Discover the meticulous process of going through a multi-level building plan to ensure that every necessary item is tagged and is in its proper place. Learn the procedures for tagging furniture, rooms, and other elements on the architectural plan, as well as how to tidy up and schedule the information, ultimately leading to a more precise tool for quantifying costs and numbers.
Key Insights
- The article emphasizes the importance of meticulously tagging all necessary elements in a building plan, such as furniture and rooms, to ensure clarity and precision in the design.
- During the process of tagging, the article also highlights the need to keep the view tidy by moving tags off to the side, cleaning up door tags, and arranging callout tags in a way that suits one's preference.
- Finally, the article discusses the significance of referencing views and scheduling information to accurately quantify items and costs, thereby making the plan a useful tool in estimating expenses.
Now we're going to go back through and make sure that we've got everything tagged that we need to have tagged. So I'll start with Level One, and it looks like we've got everything pretty good. So the table, it's pretty obvious that these are all the same, so we can leave that as typical.
And then the same thing here with the furniture. And we don't have anything down here that we need to tag. The layout for the offices is set up pretty good, so we're good with that.
And then in the restrooms, we've got everything that we need to have tagged, so it looks good. If we jump up to our Level Two floor plan, you can see that a lot of the same stuff that we just did, we're going to need to do again on Level Two. And so what I could do is I could start with the restrooms.
And one of the things that we did in the restrooms on Level One was we took it upon ourselves to move the tag out. And so we can go ahead and do that by moving the room tags off to the side here to clean up the view a bit. And I can do the same thing with the Men's Room tag as well.

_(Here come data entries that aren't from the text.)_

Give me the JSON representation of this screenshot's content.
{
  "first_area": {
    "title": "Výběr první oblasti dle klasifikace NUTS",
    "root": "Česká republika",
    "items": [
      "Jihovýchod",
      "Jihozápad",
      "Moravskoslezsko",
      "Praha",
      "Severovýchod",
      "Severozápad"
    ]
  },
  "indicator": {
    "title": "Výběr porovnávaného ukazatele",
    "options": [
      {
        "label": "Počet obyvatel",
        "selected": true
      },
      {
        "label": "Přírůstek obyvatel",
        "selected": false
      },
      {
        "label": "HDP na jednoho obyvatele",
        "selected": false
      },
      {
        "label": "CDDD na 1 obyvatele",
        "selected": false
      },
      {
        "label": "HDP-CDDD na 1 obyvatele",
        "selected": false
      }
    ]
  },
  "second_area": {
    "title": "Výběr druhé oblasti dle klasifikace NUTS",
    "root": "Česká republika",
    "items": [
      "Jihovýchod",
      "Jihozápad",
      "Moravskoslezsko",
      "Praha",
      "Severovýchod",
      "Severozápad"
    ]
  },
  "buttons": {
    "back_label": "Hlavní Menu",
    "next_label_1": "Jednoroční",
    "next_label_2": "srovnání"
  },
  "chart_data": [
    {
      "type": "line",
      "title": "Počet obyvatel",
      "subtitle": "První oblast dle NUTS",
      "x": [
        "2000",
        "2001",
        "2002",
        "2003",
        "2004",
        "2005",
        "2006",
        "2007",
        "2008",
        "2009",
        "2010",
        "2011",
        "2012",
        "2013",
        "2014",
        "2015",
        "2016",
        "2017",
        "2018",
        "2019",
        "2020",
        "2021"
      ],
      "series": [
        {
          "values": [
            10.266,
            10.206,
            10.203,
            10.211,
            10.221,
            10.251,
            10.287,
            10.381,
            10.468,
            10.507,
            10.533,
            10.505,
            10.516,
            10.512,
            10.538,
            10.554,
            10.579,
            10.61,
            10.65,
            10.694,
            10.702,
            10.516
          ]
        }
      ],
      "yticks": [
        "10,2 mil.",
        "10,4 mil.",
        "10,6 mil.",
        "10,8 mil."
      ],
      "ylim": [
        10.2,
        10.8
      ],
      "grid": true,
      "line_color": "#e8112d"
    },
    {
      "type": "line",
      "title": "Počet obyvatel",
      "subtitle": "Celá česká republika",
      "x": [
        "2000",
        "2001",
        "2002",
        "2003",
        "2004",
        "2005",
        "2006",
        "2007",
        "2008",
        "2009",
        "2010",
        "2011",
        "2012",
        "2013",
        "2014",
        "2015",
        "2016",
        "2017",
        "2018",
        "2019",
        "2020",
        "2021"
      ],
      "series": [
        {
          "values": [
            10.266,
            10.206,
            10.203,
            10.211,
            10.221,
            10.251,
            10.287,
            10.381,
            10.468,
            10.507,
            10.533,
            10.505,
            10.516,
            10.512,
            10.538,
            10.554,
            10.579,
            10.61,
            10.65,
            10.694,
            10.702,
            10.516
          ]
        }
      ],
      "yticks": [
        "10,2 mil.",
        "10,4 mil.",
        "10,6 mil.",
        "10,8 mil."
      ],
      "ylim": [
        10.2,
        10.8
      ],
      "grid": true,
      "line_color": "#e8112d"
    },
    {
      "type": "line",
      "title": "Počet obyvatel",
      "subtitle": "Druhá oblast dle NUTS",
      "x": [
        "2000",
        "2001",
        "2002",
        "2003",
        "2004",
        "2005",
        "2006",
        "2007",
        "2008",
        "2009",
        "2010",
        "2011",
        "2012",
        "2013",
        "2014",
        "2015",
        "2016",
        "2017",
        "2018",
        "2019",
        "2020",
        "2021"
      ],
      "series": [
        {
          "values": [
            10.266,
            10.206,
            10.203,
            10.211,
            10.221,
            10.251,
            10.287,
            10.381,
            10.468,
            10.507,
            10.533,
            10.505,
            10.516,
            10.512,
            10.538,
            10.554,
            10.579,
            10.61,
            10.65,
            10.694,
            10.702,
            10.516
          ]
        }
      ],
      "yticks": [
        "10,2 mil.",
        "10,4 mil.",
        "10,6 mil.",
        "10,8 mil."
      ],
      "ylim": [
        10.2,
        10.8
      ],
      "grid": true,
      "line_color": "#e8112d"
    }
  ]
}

And so I'll just kind of clean those up a bit. And then we can go in and we can add in our tags that we've been using before. We'll go ahead and we'll use the Annotate tab, and we'll grab Tag by Category.
And then we can add these tags. The one thing that we're not going to have to do here, which is pretty nice, is we will not have to add those designations again, because everything's already been designated from the last time that we did this. And so now we're just going through the process and the procedure of adding those tags.
And so here's that situation we were talking about before, where it's kind of battling me between the two. And if you're having a hard time with it, you can always hit TAB, and that'll set it in a little bit easier. Okay, and so I'll just clean this up a bit here with the door tag as well.
And same thing with our callout tags on our design options here, I can just move these so that they're sitting next to each other like that. Another way I've seen this done before, and this is completely up to you, it's a preference thing, but you can always do it like this as well. And I try to get it as close as I can.
There's not a snap that'll grab that in there, but you can get it pretty close to where it'll print like one line going across. So whether you stack them or have them side by side like this, it's completely up to you. Okay, and then what we could do here on Level Two is we can tag our conference table, which we did not have this space on Level One, because that's where our break room is located.
So I can go in here and I can say Tag by Category again. I can tag the table, and this table will be T-2. And then the chair I can tag, which will be already tagged as C-2.
We're buying a lot of those. I'm going to move this over so that they line up, these two together. And that tag looks pretty good.
The door tag's a little weird because it is a double door, so you could move it off to one side or the other. That looks good. The last thing we can do, since we don't have the office prototype necessarily on this view or referenced in this view, we could do a reference view.
If I go to the View tab and then Callout, I can actually reference another view instead of creating another one. So I can say reference other view, and then I can pick that Typical Office Layout, and then I can go ahead and I can put my view tag across here, or the callout tag across. And that will essentially, when we get to the point of adding this on a sheet, it will get the same designation as the one we have on the first floor.
What it does by default is it throws this SIM designation in there, and we don't need that because it is not the exact one, but it's not necessary for this purpose here. So I'll go ahead and hit edit type, and then I can change that reference label from SIM to just making it blank, and it won't say anything at all. And there we go.
So this reference view will then refer back to that Typical Office Layout that we created in the previous video. Now that we've got all of our tags in place, it's looking pretty good. We might do another cleanup just to make sure everything's good as we've gone through and added more information to the model.
But our next step is going to be to start scheduling this information to make sure we've got everything we need, and then it also gives us a good tool to quantify everything by cost and also by number as well.